Синдромы выключения сознания. Выключение сознания — оглушение — может иметь различную глубину, в зависимости от которой используются термины: «обнубиляция» — затуманивание, помрачение, «облачность сознания»; «оглушение», «сомнолентность» — сонливость. Далее следует сопор — беспамятство, бесчувственность, патологическая спячка, глубокое оглушение; завершает этот круг синдромов кома — наиболее глубокая степень церебральной недостаточности. Как правило, вместо первых трех вариантов ставится диагноз «прекома». На современном этапе рассмотрения синдромов выключения сознания большое внимание уделяется систематизации и квантификации конкретных состояний, что делает актуальным их дифференциацию.
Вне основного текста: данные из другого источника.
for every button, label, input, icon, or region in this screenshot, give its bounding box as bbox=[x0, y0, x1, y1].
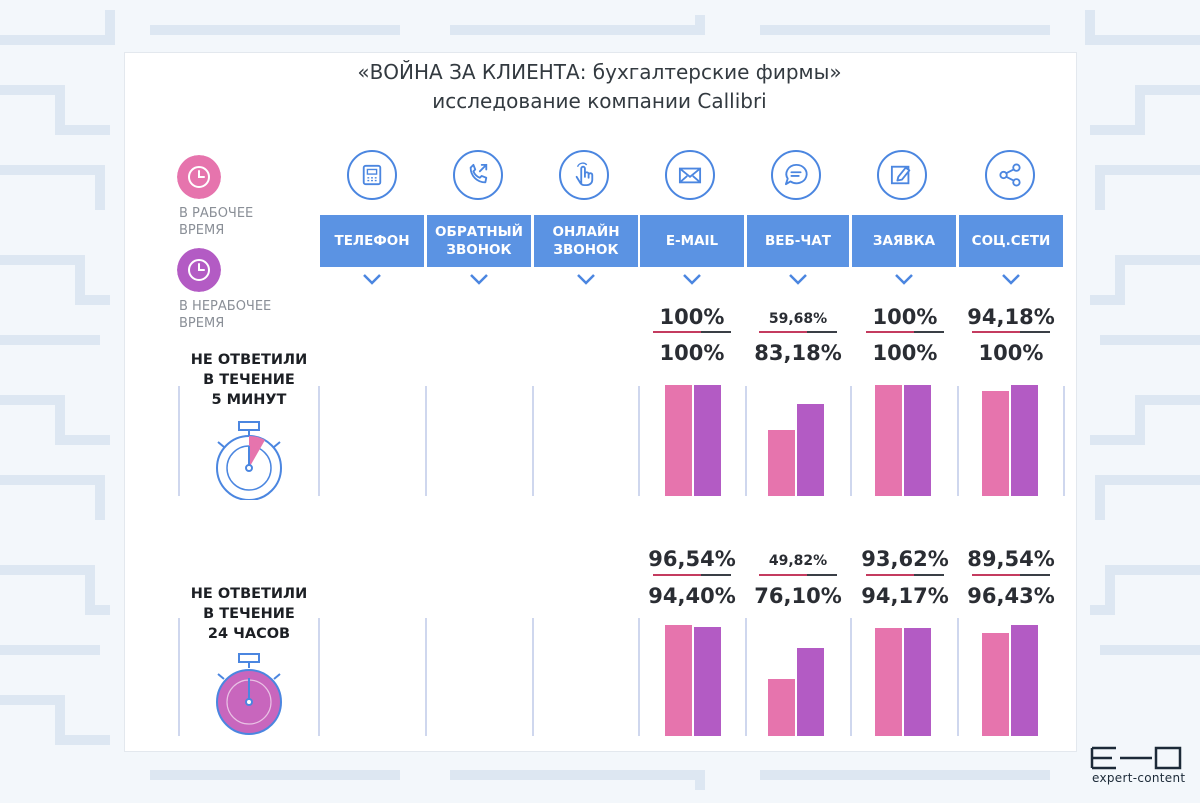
bar-off-5min-2 bbox=[904, 385, 931, 496]
label-divider bbox=[972, 331, 1050, 333]
bar-work-24h-3 bbox=[982, 633, 1009, 736]
chevron-down-icon bbox=[577, 274, 595, 285]
column-divider bbox=[318, 618, 320, 736]
channel-header-email: E-MAIL bbox=[640, 215, 744, 267]
chevron-down-icon bbox=[470, 274, 488, 285]
phone-icon bbox=[347, 150, 397, 200]
data-label-off: 100% bbox=[872, 341, 938, 365]
data-label-work: 96,54% bbox=[648, 547, 736, 571]
label-divider bbox=[866, 331, 944, 333]
data-label-off: 100% bbox=[659, 341, 725, 365]
label-divider bbox=[653, 574, 731, 576]
title-line-1: «ВОЙНА ЗА КЛИЕНТА: бухгалтерские фирмы» bbox=[357, 60, 842, 84]
label-divider bbox=[866, 574, 944, 576]
data-label-off: 83,18% bbox=[754, 341, 842, 365]
column-divider bbox=[425, 386, 427, 496]
data-label-work: 100% bbox=[659, 305, 725, 329]
brand-logo-icon bbox=[1090, 746, 1182, 770]
column-divider bbox=[532, 618, 534, 736]
chat-icon bbox=[771, 150, 821, 200]
callback-icon bbox=[453, 150, 503, 200]
data-label-work: 49,82% bbox=[768, 553, 828, 569]
column-divider bbox=[638, 618, 640, 736]
bar-work-5min-2 bbox=[875, 385, 902, 496]
work-time-clock-icon bbox=[177, 155, 221, 199]
column-divider bbox=[425, 618, 427, 736]
bar-off-24h-3 bbox=[1011, 625, 1038, 736]
column-divider bbox=[178, 386, 180, 496]
request-icon bbox=[877, 150, 927, 200]
bar-off-24h-1 bbox=[797, 648, 824, 736]
column-divider bbox=[532, 386, 534, 496]
bar-work-24h-1 bbox=[768, 679, 795, 736]
column-divider bbox=[178, 618, 180, 736]
data-label-work: 89,54% bbox=[967, 547, 1055, 571]
column-divider bbox=[957, 618, 959, 736]
column-divider bbox=[1063, 386, 1065, 496]
chevron-down-icon bbox=[363, 274, 381, 285]
online-call-icon bbox=[559, 150, 609, 200]
share-icon bbox=[985, 150, 1035, 200]
data-label-off: 96,43% bbox=[967, 584, 1055, 608]
bar-work-24h-0 bbox=[665, 625, 692, 736]
chevron-down-icon bbox=[895, 274, 913, 285]
stopwatch-24-hours-icon bbox=[216, 653, 282, 735]
data-label-off: 100% bbox=[978, 341, 1044, 365]
email-icon bbox=[665, 150, 715, 200]
legend-off-label: В НЕРАБОЧЕЕ ВРЕМЯ bbox=[179, 299, 272, 331]
data-label-off: 94,40% bbox=[648, 584, 736, 608]
label-divider bbox=[972, 574, 1050, 576]
section-5-minutes-label: НЕ ОТВЕТИЛИ В ТЕЧЕНИЕ 5 МИНУТ bbox=[190, 352, 308, 408]
bar-work-24h-2 bbox=[875, 628, 902, 736]
column-divider bbox=[850, 618, 852, 736]
title-line-2: исследование компании Callibri bbox=[432, 89, 767, 113]
bar-off-24h-0 bbox=[694, 627, 721, 736]
bar-work-5min-3 bbox=[982, 391, 1009, 496]
column-divider bbox=[318, 386, 320, 496]
column-divider bbox=[745, 386, 747, 496]
channel-header-web-chat: ВЕБ-ЧАТ bbox=[747, 215, 849, 267]
channel-header-phone: ТЕЛЕФОН bbox=[320, 215, 424, 267]
off-time-clock-icon bbox=[177, 248, 221, 292]
chevron-down-icon bbox=[1002, 274, 1020, 285]
stopwatch-5-minutes-icon bbox=[216, 421, 282, 500]
section-24-hours-label: НЕ ОТВЕТИЛИ В ТЕЧЕНИЕ 24 ЧАСОВ bbox=[190, 586, 308, 642]
label-divider bbox=[653, 331, 731, 333]
bar-off-5min-0 bbox=[694, 385, 721, 496]
column-divider bbox=[850, 386, 852, 496]
brand-name: expert-content bbox=[1092, 771, 1186, 785]
column-divider bbox=[957, 386, 959, 496]
column-divider bbox=[638, 386, 640, 496]
data-label-work: 93,62% bbox=[861, 547, 949, 571]
label-divider bbox=[759, 574, 837, 576]
bar-off-5min-3 bbox=[1011, 385, 1038, 496]
bar-off-24h-2 bbox=[904, 628, 931, 736]
data-label-work: 59,68% bbox=[768, 311, 828, 327]
column-divider bbox=[745, 618, 747, 736]
bar-off-5min-1 bbox=[797, 404, 824, 496]
channel-header-request: ЗАЯВКА bbox=[852, 215, 956, 267]
data-label-off: 94,17% bbox=[861, 584, 949, 608]
chevron-down-icon bbox=[789, 274, 807, 285]
legend-work-label: В РАБОЧЕЕ ВРЕМЯ bbox=[179, 206, 254, 238]
channel-header-callback: ОБРАТНЫЙ ЗВОНОК bbox=[427, 215, 531, 267]
page-title: «ВОЙНА ЗА КЛИЕНТА: бухгалтерские фирмы» … bbox=[124, 58, 1075, 116]
label-divider bbox=[759, 331, 837, 333]
data-label-work: 94,18% bbox=[967, 305, 1055, 329]
chevron-down-icon bbox=[683, 274, 701, 285]
bar-work-5min-0 bbox=[665, 385, 692, 496]
data-label-work: 100% bbox=[872, 305, 938, 329]
bar-work-5min-1 bbox=[768, 430, 795, 496]
channel-header-online-call: ОНЛАЙН ЗВОНОК bbox=[534, 215, 638, 267]
data-label-off: 76,10% bbox=[754, 584, 842, 608]
channel-header-social: СОЦ.СЕТИ bbox=[959, 215, 1063, 267]
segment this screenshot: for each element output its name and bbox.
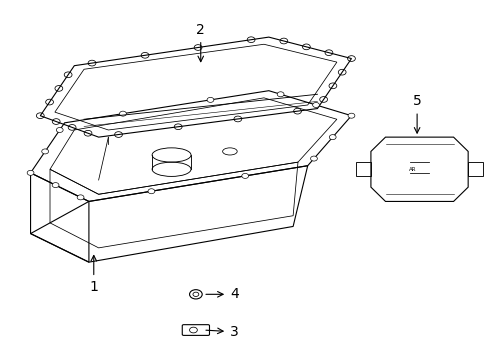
Circle shape [27,170,34,175]
Circle shape [119,111,126,116]
Circle shape [41,149,48,154]
Circle shape [241,174,248,179]
Circle shape [310,156,317,161]
Circle shape [347,113,354,118]
Text: 4: 4 [205,287,238,301]
Circle shape [206,97,213,102]
Circle shape [52,183,59,188]
Circle shape [312,103,319,108]
Text: 3: 3 [205,325,238,339]
Text: 2: 2 [196,23,204,62]
Text: 5: 5 [412,94,421,133]
Circle shape [328,135,335,140]
Text: 1: 1 [89,256,98,294]
Circle shape [148,189,155,194]
Circle shape [56,127,63,132]
Text: AR: AR [407,167,415,172]
Circle shape [277,92,284,97]
Circle shape [77,195,84,200]
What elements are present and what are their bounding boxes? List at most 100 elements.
Оглушение определяется по наличию двух основных признаков: повышения порога возбуждения по отношению ко всем раздражителям и обеднения психической деятельности в целом. При этом отчетливо выступают замедление и затруднение всех психических процессов, скудость представлений, неполнота или отсутствие ориентировки в окружающем. Больные, находящиеся в состоянии оглушения, оглушенности, могут отвечать на вопросы, но только в том случае, если вопросы задаются громким голосом и повторяются неоднократно, настойчиво. Ответы, как правило, односложны, но правильны. Повышен порог и по отношению к другим раздражителям: больных не беспокоит шум, они не чувствуют обжигающего действия горячей грелки, не жалуются на неудобную или мокрую постель, безразличны ко всяким другим неудобствам, не реагируют на них. При легкой степени оглушенности больные в состоянии отвечать на вопросы, но, как уже было отмечено, не сразу, иногда даже сами могут задавать вопросы, но речь их медленная, негромкая, ориентировка неполная. Поведение не нарушено, в основном адекватное. Можно наблюдать легко возникающую сонливость (сомнолентность), при этом до сознания доходят лишь резкие, достаточно сильные раздражители. К легкой степени оглушения иногда относят и просоночные состояния при пробуждении ото сна, а также обнубиляцию сознания с колебаниями ясности сознания: легкие затемнения, помрачения сменяются прояснением. Средняя степень выраженности оглушения проявляется тем, что больной может давать словесные ответы на простые вопросы, но он не ориентирован в месте, времени и окружающем. Поведение таких больных может быть неадекватным. Тяжелая степень оглушения проявляется резким усилением всех ранее наблюдавшихся признаков. Больные не отвечают на вопросы, не могут выполнить простых требований: показать, где рука, нос, губы и пр. После выхода из состояния оглушения у больного в сознании сохраняются отдельные фрагменты того, что происходило вокруг.